Security relies on prediction. Every detection rule implies a belief about what attackers will do. Every threat model assumes certain behaviours. The question is whether those predictions hold.

Most don't. Not because security teams lack skill, but because the learning process itself is compromised.

The Feedback Loop

Consider how detection improves:

1. An attack triggers an alert
2. The attack becomes threat intelligence
3. Intelligence guides new detection engineering
4. New detections catch similar attacks
5. Return to step 1

This looks like progress. Each iteration adds coverage. The detection portfolio grows. Metrics improve.

But notice what's missing: attacks that never triggered alerts never enter the loop. They don't become intelligence. They don't guide detection. They remain invisible.

The visible loop is self-reinforcing. You observe attacks, you learn from them, you catch more attacks like them. Progress feels real because it is real - within the loop.

The silent loop is also self-reinforcing. Attacks that evade detection continue to evade detection. Nothing forces them into visibility. Nothing corrects for their absence.

The result: you're converging on better detection of detectable attacks. Not better security. These are different things, and the gap between them grows with each iteration.

This isn't a failure of execution. It's structural. The data you learn from is biased by what you already catch. Working harder within this loop doesn't fix the loop - it deepens the rut.

Fragile and Robust Predictions

Not all detection bets are equal. Some break when conditions shift. Others persist.
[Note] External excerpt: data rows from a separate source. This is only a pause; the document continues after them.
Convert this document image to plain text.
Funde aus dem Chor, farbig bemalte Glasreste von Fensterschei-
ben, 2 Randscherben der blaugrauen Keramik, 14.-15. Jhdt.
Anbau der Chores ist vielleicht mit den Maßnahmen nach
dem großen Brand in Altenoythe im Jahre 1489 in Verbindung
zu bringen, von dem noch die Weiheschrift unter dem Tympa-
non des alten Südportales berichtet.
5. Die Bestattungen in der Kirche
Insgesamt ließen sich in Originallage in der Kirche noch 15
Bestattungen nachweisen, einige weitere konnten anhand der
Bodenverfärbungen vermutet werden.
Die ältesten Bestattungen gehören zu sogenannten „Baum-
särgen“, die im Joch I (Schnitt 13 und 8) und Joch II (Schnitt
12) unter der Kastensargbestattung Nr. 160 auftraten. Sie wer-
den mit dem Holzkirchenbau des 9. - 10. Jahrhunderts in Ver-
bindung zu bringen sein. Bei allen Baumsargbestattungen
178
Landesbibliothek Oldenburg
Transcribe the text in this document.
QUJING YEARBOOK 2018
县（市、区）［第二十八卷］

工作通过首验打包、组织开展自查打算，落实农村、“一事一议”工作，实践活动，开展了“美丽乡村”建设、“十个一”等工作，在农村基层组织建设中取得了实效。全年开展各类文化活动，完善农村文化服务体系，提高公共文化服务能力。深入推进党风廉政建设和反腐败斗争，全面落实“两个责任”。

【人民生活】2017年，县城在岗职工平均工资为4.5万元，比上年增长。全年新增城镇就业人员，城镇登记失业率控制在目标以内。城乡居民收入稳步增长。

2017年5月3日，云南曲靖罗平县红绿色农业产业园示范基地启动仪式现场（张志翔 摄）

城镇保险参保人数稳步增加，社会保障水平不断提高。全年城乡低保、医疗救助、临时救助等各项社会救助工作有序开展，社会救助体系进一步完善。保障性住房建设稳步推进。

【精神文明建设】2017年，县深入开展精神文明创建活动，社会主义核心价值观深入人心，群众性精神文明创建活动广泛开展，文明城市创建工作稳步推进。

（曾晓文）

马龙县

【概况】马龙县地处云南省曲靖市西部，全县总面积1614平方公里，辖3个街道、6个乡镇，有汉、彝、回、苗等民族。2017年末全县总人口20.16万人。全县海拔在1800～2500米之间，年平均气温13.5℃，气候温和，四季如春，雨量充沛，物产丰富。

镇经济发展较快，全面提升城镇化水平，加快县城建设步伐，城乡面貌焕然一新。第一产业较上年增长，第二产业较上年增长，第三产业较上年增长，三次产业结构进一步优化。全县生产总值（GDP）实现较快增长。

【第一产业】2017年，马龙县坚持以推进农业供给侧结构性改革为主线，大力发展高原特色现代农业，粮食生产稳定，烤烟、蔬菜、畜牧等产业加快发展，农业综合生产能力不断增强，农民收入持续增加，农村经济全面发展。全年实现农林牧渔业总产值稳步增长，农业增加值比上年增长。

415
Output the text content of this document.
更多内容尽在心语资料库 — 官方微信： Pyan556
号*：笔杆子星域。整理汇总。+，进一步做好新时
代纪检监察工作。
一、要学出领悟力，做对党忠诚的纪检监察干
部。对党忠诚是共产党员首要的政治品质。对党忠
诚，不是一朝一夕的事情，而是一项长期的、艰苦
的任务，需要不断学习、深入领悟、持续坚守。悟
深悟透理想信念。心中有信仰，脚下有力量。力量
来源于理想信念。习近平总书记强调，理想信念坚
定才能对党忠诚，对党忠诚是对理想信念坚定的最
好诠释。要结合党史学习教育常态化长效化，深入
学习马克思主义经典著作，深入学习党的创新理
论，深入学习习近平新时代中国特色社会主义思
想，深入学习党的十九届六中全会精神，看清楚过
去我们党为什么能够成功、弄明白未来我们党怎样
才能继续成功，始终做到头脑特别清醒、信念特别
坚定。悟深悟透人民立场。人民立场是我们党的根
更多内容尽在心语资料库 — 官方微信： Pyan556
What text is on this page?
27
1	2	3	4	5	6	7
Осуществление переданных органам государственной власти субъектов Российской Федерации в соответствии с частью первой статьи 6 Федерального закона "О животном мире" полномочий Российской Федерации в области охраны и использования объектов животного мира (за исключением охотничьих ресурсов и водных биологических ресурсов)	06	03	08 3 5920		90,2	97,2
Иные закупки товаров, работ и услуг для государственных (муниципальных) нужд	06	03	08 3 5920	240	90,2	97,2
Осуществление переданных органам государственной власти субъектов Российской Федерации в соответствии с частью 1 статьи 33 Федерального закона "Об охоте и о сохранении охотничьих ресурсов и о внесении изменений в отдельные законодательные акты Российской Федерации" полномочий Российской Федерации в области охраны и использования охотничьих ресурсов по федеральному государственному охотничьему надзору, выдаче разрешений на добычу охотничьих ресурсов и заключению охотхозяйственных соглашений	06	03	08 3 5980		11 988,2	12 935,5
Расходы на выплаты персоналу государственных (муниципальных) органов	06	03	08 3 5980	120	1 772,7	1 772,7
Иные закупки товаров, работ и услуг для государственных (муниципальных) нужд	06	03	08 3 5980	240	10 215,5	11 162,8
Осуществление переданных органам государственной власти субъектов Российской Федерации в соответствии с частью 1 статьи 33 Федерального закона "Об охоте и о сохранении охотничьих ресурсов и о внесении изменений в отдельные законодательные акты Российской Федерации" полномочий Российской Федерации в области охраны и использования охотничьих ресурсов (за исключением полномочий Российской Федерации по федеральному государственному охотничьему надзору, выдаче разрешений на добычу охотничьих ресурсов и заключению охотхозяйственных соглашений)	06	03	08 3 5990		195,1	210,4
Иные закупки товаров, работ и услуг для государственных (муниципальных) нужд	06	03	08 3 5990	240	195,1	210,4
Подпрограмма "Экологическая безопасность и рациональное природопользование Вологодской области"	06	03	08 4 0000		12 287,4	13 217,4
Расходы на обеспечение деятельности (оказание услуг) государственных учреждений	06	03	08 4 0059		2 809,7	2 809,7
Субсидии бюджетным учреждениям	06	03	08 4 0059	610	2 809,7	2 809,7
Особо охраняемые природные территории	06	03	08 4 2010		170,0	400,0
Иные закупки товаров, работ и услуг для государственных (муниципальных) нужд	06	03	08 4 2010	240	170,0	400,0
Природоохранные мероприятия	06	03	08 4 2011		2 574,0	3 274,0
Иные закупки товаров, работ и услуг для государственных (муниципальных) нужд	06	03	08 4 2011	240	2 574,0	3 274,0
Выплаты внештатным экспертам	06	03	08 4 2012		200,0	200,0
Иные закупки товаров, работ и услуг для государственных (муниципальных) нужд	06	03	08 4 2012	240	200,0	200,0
A fragile prediction depends on specific attacker behaviour: this threat actor uses this callback pattern, this malware variant communicates on these ports, this campaign exploits this vulnerability. When behaviour shifts - and in adversarial systems, it always shifts - the prediction breaks. Signatures match nothing. Detections fire on ghosts. Intelligence describes last quarter's campaign.

A robust prediction depends on structural properties: adversaries interact with authentication systems, movement through networks requires some form of reconnaissance, access to resources requires some form of authorisation. These aren't predictions about any particular attacker. They're predictions about how computing works.

The distinction isn't binary. "Adversaries need credentials" is robust but not absolute - session hijacking, supply chain compromise, and trusted-environment exploitation exist. The claim is softer: most adversaries usually interact with authentication or authorisation systems at some point in most attacks. Still useful for betting. Just squishier than it first appears.

The question for any detection: what are you betting on? If you're betting on specific attacker behaviour remaining stable, you're making a fragile bet. If you're betting on structural properties of computing that have held for decades, you're making a more robust bet.

Fragile bets require constant maintenance. They fail silently when adversaries adapt. Robust bets persist because the structure persists.

Via Negativa

There's an alternative to predicting what attackers will do: define what should never happen.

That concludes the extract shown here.